Affiches faites à la main
Sorti en salles (ce qui est déjà un mystère en soi) le 5 août, le film est vu, en Chine, par 200 curieux au cours de ses dix premiers jours d’exploitation. Niu Lai est tellement raté que les spectateurs filment l’écran et partagent leurs moqueries sur les réseaux sociaux. Vous aurez deviné la suite : les vidéos postées sur la Toile suscitent la curiosité et le public afflue. Résultat : le film, bouclé avec un budget de 100 000 yuans, soit environ 13 000 euros, est en train de réaliser le casse du siècle sur le box-office chinois. Mi-août, il avait engrangé 2,3 millions d’euros et les spécialistes estiment qu’il pourrait atteindre le chiffre délirant de 17 millions, en bout de course.
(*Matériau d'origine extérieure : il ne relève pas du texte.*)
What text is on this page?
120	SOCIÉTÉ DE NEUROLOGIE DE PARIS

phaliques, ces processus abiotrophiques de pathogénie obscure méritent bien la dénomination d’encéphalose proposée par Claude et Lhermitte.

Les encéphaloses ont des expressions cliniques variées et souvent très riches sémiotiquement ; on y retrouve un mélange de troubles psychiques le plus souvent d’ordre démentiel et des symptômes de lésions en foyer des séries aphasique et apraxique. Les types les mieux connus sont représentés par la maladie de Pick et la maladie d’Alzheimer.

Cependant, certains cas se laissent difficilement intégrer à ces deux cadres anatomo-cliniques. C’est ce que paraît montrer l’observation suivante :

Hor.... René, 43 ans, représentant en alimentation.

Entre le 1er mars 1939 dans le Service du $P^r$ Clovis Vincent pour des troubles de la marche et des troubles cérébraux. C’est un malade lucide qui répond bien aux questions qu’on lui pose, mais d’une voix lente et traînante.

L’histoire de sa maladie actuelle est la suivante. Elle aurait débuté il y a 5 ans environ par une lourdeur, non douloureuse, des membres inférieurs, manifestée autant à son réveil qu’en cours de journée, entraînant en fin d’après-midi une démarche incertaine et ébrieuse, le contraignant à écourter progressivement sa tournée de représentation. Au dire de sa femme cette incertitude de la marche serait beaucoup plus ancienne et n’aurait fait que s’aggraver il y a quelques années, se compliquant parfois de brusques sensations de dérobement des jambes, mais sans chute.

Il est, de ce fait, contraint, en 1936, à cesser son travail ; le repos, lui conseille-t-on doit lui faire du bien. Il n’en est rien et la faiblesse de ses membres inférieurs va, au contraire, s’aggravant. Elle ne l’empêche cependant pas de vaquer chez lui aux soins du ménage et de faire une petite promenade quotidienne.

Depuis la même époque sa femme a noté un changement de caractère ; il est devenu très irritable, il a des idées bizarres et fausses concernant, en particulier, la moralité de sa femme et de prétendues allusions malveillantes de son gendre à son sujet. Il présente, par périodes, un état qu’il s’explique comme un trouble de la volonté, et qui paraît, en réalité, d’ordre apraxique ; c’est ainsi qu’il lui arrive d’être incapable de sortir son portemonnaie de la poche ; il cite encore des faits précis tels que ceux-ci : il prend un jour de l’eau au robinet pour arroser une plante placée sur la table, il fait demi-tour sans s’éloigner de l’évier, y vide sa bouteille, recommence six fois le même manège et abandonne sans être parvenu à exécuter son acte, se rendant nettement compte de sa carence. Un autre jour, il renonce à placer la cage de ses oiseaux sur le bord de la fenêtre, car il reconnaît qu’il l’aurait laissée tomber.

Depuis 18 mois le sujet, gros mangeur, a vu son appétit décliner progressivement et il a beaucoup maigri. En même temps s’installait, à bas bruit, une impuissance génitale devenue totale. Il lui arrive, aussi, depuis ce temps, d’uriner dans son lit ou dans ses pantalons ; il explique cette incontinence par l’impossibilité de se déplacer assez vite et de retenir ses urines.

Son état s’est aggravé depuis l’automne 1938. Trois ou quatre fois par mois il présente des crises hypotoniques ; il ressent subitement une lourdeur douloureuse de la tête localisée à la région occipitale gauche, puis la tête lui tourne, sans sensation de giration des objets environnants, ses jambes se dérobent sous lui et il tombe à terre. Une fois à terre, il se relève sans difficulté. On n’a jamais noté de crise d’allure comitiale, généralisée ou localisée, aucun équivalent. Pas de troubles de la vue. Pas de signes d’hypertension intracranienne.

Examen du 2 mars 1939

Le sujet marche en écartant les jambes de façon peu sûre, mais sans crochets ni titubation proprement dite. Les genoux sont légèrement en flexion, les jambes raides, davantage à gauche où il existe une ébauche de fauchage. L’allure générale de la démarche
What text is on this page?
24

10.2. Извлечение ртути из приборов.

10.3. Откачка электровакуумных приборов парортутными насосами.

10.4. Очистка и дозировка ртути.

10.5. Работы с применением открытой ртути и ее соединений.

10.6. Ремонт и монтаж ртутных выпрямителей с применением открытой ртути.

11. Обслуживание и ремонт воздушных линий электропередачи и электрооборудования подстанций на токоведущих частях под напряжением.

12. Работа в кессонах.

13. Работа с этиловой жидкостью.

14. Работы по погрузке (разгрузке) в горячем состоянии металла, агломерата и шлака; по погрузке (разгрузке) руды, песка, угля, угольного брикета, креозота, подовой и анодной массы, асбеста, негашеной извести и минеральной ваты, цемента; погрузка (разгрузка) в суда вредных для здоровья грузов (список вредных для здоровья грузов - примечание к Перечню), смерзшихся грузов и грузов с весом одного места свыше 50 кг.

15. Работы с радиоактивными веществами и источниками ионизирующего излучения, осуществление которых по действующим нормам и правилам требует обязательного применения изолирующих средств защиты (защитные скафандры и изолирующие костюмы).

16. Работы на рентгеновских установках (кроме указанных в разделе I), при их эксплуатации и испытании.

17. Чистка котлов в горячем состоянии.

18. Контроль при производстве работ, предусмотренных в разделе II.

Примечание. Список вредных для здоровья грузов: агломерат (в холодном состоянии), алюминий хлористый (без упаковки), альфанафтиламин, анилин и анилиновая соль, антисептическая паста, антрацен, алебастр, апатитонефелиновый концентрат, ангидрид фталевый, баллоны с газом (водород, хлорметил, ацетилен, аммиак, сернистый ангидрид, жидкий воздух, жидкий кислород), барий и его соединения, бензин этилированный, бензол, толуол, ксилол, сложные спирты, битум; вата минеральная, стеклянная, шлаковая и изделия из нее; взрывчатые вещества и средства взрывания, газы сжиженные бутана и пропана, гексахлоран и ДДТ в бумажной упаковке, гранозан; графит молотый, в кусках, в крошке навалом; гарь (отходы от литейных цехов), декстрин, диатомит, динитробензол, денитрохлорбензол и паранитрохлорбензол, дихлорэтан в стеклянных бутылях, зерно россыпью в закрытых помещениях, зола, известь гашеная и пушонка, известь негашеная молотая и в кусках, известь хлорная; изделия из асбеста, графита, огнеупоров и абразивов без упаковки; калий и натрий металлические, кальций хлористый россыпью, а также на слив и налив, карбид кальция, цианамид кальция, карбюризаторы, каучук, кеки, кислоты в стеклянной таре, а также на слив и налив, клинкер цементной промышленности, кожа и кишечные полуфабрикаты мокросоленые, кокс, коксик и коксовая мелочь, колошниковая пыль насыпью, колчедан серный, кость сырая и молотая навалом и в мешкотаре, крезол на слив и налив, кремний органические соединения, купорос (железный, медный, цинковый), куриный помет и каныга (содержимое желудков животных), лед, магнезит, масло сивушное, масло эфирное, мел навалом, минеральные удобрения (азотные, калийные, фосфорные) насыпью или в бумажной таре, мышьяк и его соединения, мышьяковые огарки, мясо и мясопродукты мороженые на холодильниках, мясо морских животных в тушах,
Entre ceux qui voient dans Niu Lai le contre-exemple parfait de ce que peut produire l’IA et ceux qui encensent ce retour à une forme d’artisanat, Xin Yumeng ne compte plus, aujourd’hui, ses supporters. « Vous le regretterez peut-être pendant 80 minutes si vous le regardez, mais si vous ne le regardez pas, vous le regretterez toute votre vie », commentait un internaute. À défaut de budget publicitaire et d’affiches promotionnelles – certains propriétaires de cinémas les ont dessinées eux-mêmes ! – le réalisateur s’est offert le plus grand des luxes : celui de susciter la curiosité dans un monde saturé d’images.